TorchSharedStateActionCritic¶

class maze.core.agent.torch_state_action_critic.TorchSharedStateActionCritic(networks: Mapping[str | int, torch.nn.Module], num_policies: int, device: str, only_discrete_spaces: Dict[str | int, bool], action_spaces_dict: Dict[str | int, gymnasium.spaces.Dict])¶

One critic is shared across all sub-steps or actors (default to use for standard gym-style environments).
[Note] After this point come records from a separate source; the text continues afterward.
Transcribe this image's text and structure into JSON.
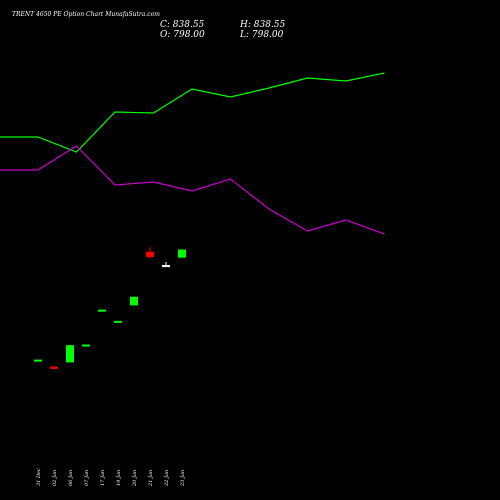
{
  "title": "TRENT 4650  PE Option  Chart MunafaSutra.com",
  "ohlc": {
    "close_label": "C: 838.55",
    "open_label": "O: 798.00",
    "high_label": "H: 838.55",
    "low_label": "L: 798.00"
  },
  "chart_data": {
    "type": "candlestick",
    "categories": [
      "31 Dec",
      "02 Jan",
      "06 Jan",
      "07 Jan",
      "17 Jan",
      "19 Jan",
      "20 Jan",
      "21 Jan",
      "22 Jan",
      "23 Jan"
    ],
    "candles": [
      {
        "open": 290,
        "high": 290,
        "low": 290,
        "close": 290,
        "color": "#00ff00"
      },
      {
        "open": 255,
        "high": 255,
        "low": 242,
        "close": 244,
        "color": "#ff0000"
      },
      {
        "open": 276,
        "high": 362,
        "low": 276,
        "close": 362,
        "color": "#00ff00"
      },
      {
        "open": 365,
        "high": 365,
        "low": 365,
        "close": 365,
        "color": "#00ff00"
      },
      {
        "open": 539,
        "high": 539,
        "low": 539,
        "close": 539,
        "color": "#00ff00"
      },
      {
        "open": 483,
        "high": 483,
        "low": 483,
        "close": 483,
        "color": "#00ff00"
      },
      {
        "open": 560,
        "high": 603,
        "low": 560,
        "close": 603,
        "color": "#00ff00"
      },
      {
        "open": 827,
        "high": 850,
        "low": 800,
        "close": 800,
        "color": "#ff0000"
      },
      {
        "open": 761,
        "high": 776,
        "low": 761,
        "close": 761,
        "color": "#ffffff"
      },
      {
        "open": 798,
        "high": 838.55,
        "low": 798,
        "close": 838.55,
        "color": "#00ff00"
      }
    ],
    "lines": [
      {
        "color": "#00ff00",
        "points": [
          {
            "x": -1,
            "y": 137
          },
          {
            "x": 0,
            "y": 137
          },
          {
            "x": 1,
            "y": 152
          },
          {
            "x": 2,
            "y": 112
          },
          {
            "x": 3,
            "y": 113
          },
          {
            "x": 4,
            "y": 89
          },
          {
            "x": 5,
            "y": 97
          },
          {
            "x": 6,
            "y": 88
          },
          {
            "x": 7,
            "y": 78
          },
          {
            "x": 8,
            "y": 81
          },
          {
            "x": 9,
            "y": 73
          }
        ]
      },
      {
        "color": "#cc00cc",
        "points": [
          {
            "x": -1,
            "y": 170
          },
          {
            "x": 0,
            "y": 170
          },
          {
            "x": 1,
            "y": 146
          },
          {
            "x": 2,
            "y": 185
          },
          {
            "x": 3,
            "y": 182
          },
          {
            "x": 4,
            "y": 191
          },
          {
            "x": 5,
            "y": 179
          },
          {
            "x": 6,
            "y": 209
          },
          {
            "x": 7,
            "y": 231
          },
          {
            "x": 8,
            "y": 220
          },
          {
            "x": 9,
            "y": 234
          }
        ]
      }
    ]
  }
}
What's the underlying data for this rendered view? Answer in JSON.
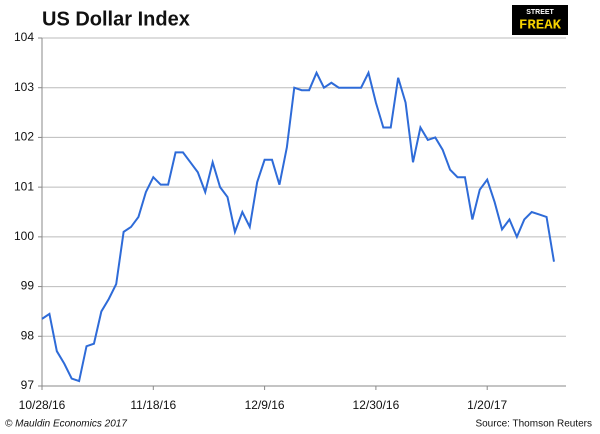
{
  "chart_data": {
    "type": "line",
    "title": "US Dollar Index",
    "logo": {
      "top": "STREET",
      "main": "FREAK"
    },
    "credit": "© Mauldin Economics 2017",
    "source": "Source: Thomson Reuters",
    "categories": [
      "10/28/16",
      null,
      null,
      null,
      null,
      null,
      null,
      null,
      null,
      null,
      null,
      null,
      null,
      null,
      null,
      "11/18/16",
      null,
      null,
      null,
      null,
      null,
      null,
      null,
      null,
      null,
      null,
      null,
      null,
      null,
      null,
      "12/9/16",
      null,
      null,
      null,
      null,
      null,
      null,
      null,
      null,
      null,
      null,
      null,
      null,
      null,
      null,
      "12/30/16",
      null,
      null,
      null,
      null,
      null,
      null,
      null,
      null,
      null,
      null,
      null,
      null,
      null,
      null,
      "1/20/17",
      null,
      null,
      null,
      null,
      null,
      null,
      null,
      null,
      null
    ],
    "series": [
      {
        "name": "US Dollar Index",
        "color": "#2e6bd8",
        "values": [
          98.35,
          98.45,
          97.7,
          97.45,
          97.15,
          97.1,
          97.8,
          97.85,
          98.5,
          98.75,
          99.05,
          100.1,
          100.2,
          100.4,
          100.9,
          101.2,
          101.05,
          101.05,
          101.7,
          101.7,
          101.5,
          101.3,
          100.9,
          101.5,
          101.0,
          100.8,
          100.1,
          100.5,
          100.2,
          101.1,
          101.55,
          101.55,
          101.05,
          101.8,
          103.0,
          102.95,
          102.95,
          103.3,
          103.0,
          103.1,
          103.0,
          103.0,
          103.0,
          103.0,
          103.3,
          102.7,
          102.2,
          102.2,
          103.2,
          102.7,
          101.5,
          102.2,
          101.95,
          102.0,
          101.75,
          101.35,
          101.2,
          101.2,
          100.35,
          100.95,
          101.15,
          100.7,
          100.15,
          100.35,
          100.0,
          100.35,
          100.5,
          100.45,
          100.4,
          99.5
        ]
      }
    ],
    "ylim": [
      97,
      104
    ],
    "yticks": [
      97,
      98,
      99,
      100,
      101,
      102,
      103,
      104
    ],
    "grid": true
  }
}
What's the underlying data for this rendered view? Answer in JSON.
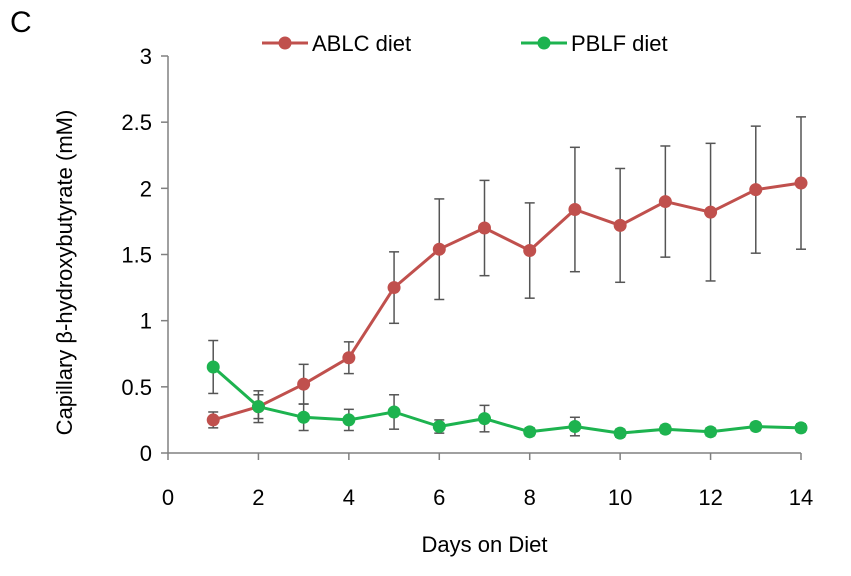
{
  "panel_label": "C",
  "chart_data": {
    "type": "line",
    "title": "",
    "xlabel": "Days on Diet",
    "ylabel": "Capillary β-hydroxybutyrate (mM)",
    "xlim": [
      0,
      14
    ],
    "ylim": [
      0,
      3
    ],
    "x_ticks": [
      0,
      2,
      4,
      6,
      8,
      10,
      12,
      14
    ],
    "x_tick_labels": [
      "0",
      "2",
      "4",
      "6",
      "8",
      "10",
      "12",
      "14"
    ],
    "y_ticks": [
      0,
      0.5,
      1,
      1.5,
      2,
      2.5,
      3
    ],
    "y_tick_labels": [
      "0",
      "0.5",
      "1",
      "1.5",
      "2",
      "2.5",
      "3"
    ],
    "grid": false,
    "legend_position": "top",
    "series": [
      {
        "name": "ABLC diet",
        "color": "#c0504d",
        "x": [
          1,
          2,
          3,
          4,
          5,
          6,
          7,
          8,
          9,
          10,
          11,
          12,
          13,
          14
        ],
        "values": [
          0.25,
          0.35,
          0.52,
          0.72,
          1.25,
          1.54,
          1.7,
          1.53,
          1.84,
          1.72,
          1.9,
          1.82,
          1.99,
          2.04
        ],
        "errors": [
          0.06,
          0.09,
          0.15,
          0.12,
          0.27,
          0.38,
          0.36,
          0.36,
          0.47,
          0.43,
          0.42,
          0.52,
          0.48,
          0.5
        ]
      },
      {
        "name": "PBLF diet",
        "color": "#1db34f",
        "x": [
          1,
          2,
          3,
          4,
          5,
          6,
          7,
          8,
          9,
          10,
          11,
          12,
          13,
          14
        ],
        "values": [
          0.65,
          0.35,
          0.27,
          0.25,
          0.31,
          0.2,
          0.26,
          0.16,
          0.2,
          0.15,
          0.18,
          0.16,
          0.2,
          0.19
        ],
        "errors": [
          0.2,
          0.12,
          0.1,
          0.08,
          0.13,
          0.05,
          0.1,
          0.03,
          0.07,
          0.03,
          0.03,
          0.03,
          0.03,
          0.03
        ]
      }
    ]
  }
}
Can be instantiated via the SharedStateActionCriticComposer.

property num_critics: int¶

(overrides TorchStateActionCritic)

implementation of: TorchStateActionCritic

predict_next_q_values(next_observations: Dict[str | int, Dict[str, torch.Tensor]], next_actions: Dict[str | int, Dict[str, torch.Tensor]], next_actions_logits: Dict[str | int, Dict[str, torch.Tensor]], next_actions_log_probs: Dict[str | int, Dict[str, torch.Tensor]], alpha: Dict[str | int, torch.Tensor]) → Dict[str | int, torch.Tensor | Dict[str, torch.Tensor]]¶

(overrides TorchStateActionCritic)

implementation of: TorchStateActionCritic

predict_q_values(observations: Dict[str | int, Dict[str, torch.Tensor]], actions: Dict[str | int, Dict[str, torch.Tensor]], gather_output: bool) → Dict[str | int, List[torch.Tensor | Dict[str, torch.Tensor]]]¶

(overrides TorchStateActionCritic)

implementation of: TorchStateActionCritic